An older guy in a green work polo, stood between them with freckled arms outstretched, a sweeping brush threatening both sides.

“Is everything alright, Larry?” Áine’s father asked, his hand out of his pocket already fisted on the off-chance he might need to use it. It came as no surprise to Áine that her father also knew the owner of the betting office.

“I’ll tell ya’ Dennis, I don’t care if it’s not alright. I just want it away frommyfucking business,” Larry shouted despite standing next to Dennis by the time he’d finished.

The one who’d pushed Fionn’s dad brought up his fluffy hood and by some unexpected respect to the betting institution, continued his argument while crossing back over to Áine’s side. Jimmy followed before Fionn could grab him, his face blotched with anger and frustration.

Áine’s father looked both ways before steadily using the empty Zebra crossing to come back to her. “If it’s not Larry’s issue, it’s not mine,” he said close to her ear. “We’ll head on home.”

Áine wanted to nod, but found herself too distracted by the tightening knot in her stomach. That and the air of anger growing and growing between the men mostly occupied by flying spit.

It felt so impossible to know which way to look, causing threats of whiplash to reverberate in her achy neck.

“Dad, just fucking leave it. Please!” Fionn said, tugging on the back of his dad’s denim jacket so hard the tendons along his forearm were thick and protruding.

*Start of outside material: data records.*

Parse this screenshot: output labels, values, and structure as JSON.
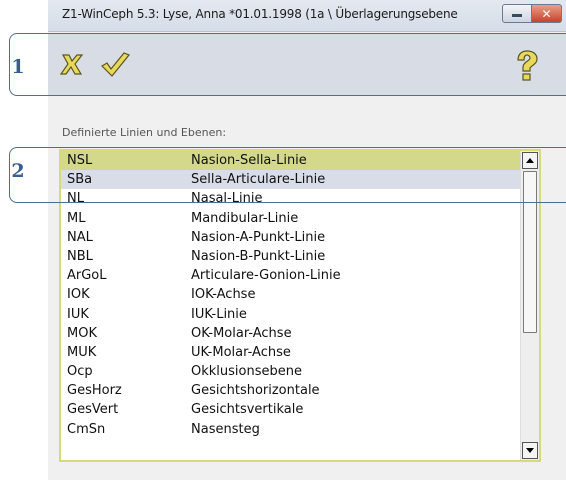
{
  "window": {
    "title": "Z1-WinCeph 5.3: Lyse, Anna *01.01.1998 (1a \\ Überlagerungsebene",
    "minimize_icon": "minimize-icon",
    "close_icon": "close-icon"
  },
  "toolbar": {
    "cancel_icon": "cross-icon",
    "ok_icon": "checkmark-icon",
    "help_icon": "question-mark-icon"
  },
  "callouts": [
    "1",
    "2"
  ],
  "list": {
    "label": "Definierte Linien und Ebenen:",
    "rows": [
      {
        "abbr": "NSL",
        "desc": "Nasion-Sella-Linie",
        "state": "selected"
      },
      {
        "abbr": "SBa",
        "desc": "Sella-Articulare-Linie",
        "state": "alt"
      },
      {
        "abbr": "NL",
        "desc": "Nasal-Linie",
        "state": ""
      },
      {
        "abbr": "ML",
        "desc": "Mandibular-Linie",
        "state": ""
      },
      {
        "abbr": "NAL",
        "desc": "Nasion-A-Punkt-Linie",
        "state": ""
      },
      {
        "abbr": "NBL",
        "desc": "Nasion-B-Punkt-Linie",
        "state": ""
      },
      {
        "abbr": "ArGoL",
        "desc": "Articulare-Gonion-Linie",
        "state": ""
      },
      {
        "abbr": "IOK",
        "desc": "IOK-Achse",
        "state": ""
      },
      {
        "abbr": "IUK",
        "desc": "IUK-Linie",
        "state": ""
      },
      {
        "abbr": "MOK",
        "desc": "OK-Molar-Achse",
        "state": ""
      },
      {
        "abbr": "MUK",
        "desc": "UK-Molar-Achse",
        "state": ""
      },
      {
        "abbr": "Ocp",
        "desc": "Okklusionsebene",
        "state": ""
      },
      {
        "abbr": "GesHorz",
        "desc": "Gesichtshorizontale",
        "state": ""
      },
      {
        "abbr": "GesVert",
        "desc": "Gesichtsvertikale",
        "state": ""
      },
      {
        "abbr": "CmSn",
        "desc": "Nasensteg",
        "state": ""
      }
    ]
  },
  "colors": {
    "selected_row": "#d4d88a",
    "alt_row": "#d8dde8",
    "callout_border": "#4d6e97",
    "toolbar_bg": "#d8dde5"
  }
}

“Fionn?” Áine said to the surprise of no one more than herself. It wasn’t a whisper this time. It was loud and territorial. Noticing her, all the anger bunching in his shoulders seemed to dissipate into something else that made his tugging arm drop.

Pain, she thought.That’s embarrassed pain.

“Nah. Fuck this, Jimmy! I’ve given you enough time to sort it,” the man in the puffer jacket said. Then out of his pocket, he pulled a black sock. It abnormally stretched and bulged at its end where it had been knotted.

“No need for that now,” Jimmy said with surrendering hands as he retreated into a full bike rail. “I can get you the money by next week. Like I said, there’s no lies here, man. I’m good for it, yeah? I said I’m fucking good for it! Aren’t I, son?”

Áine wondered why a sock had shifted the mood into an even tenser one. Why Fionn’s anger, his embarrassment, had melted into something that made him look twelve years old. His mouth hung with heavy gasps, and she couldn’t take it anymore.

“Jesus, Áine, stay back out of it,” her dad called in a low hush, but Áine’s feet were still instinctively moving like some celestial force in contract with her heart was pulling the strings.

The man swung.

Dennis’ finger hooked the neck of her school jumper, jerking her back when the inside of the sock; the ball or rock smacked across Fionn’s head after his father dipped from the swing.

The noise of crunching contact was nearly as debilitating to Áine as it was for Fionn.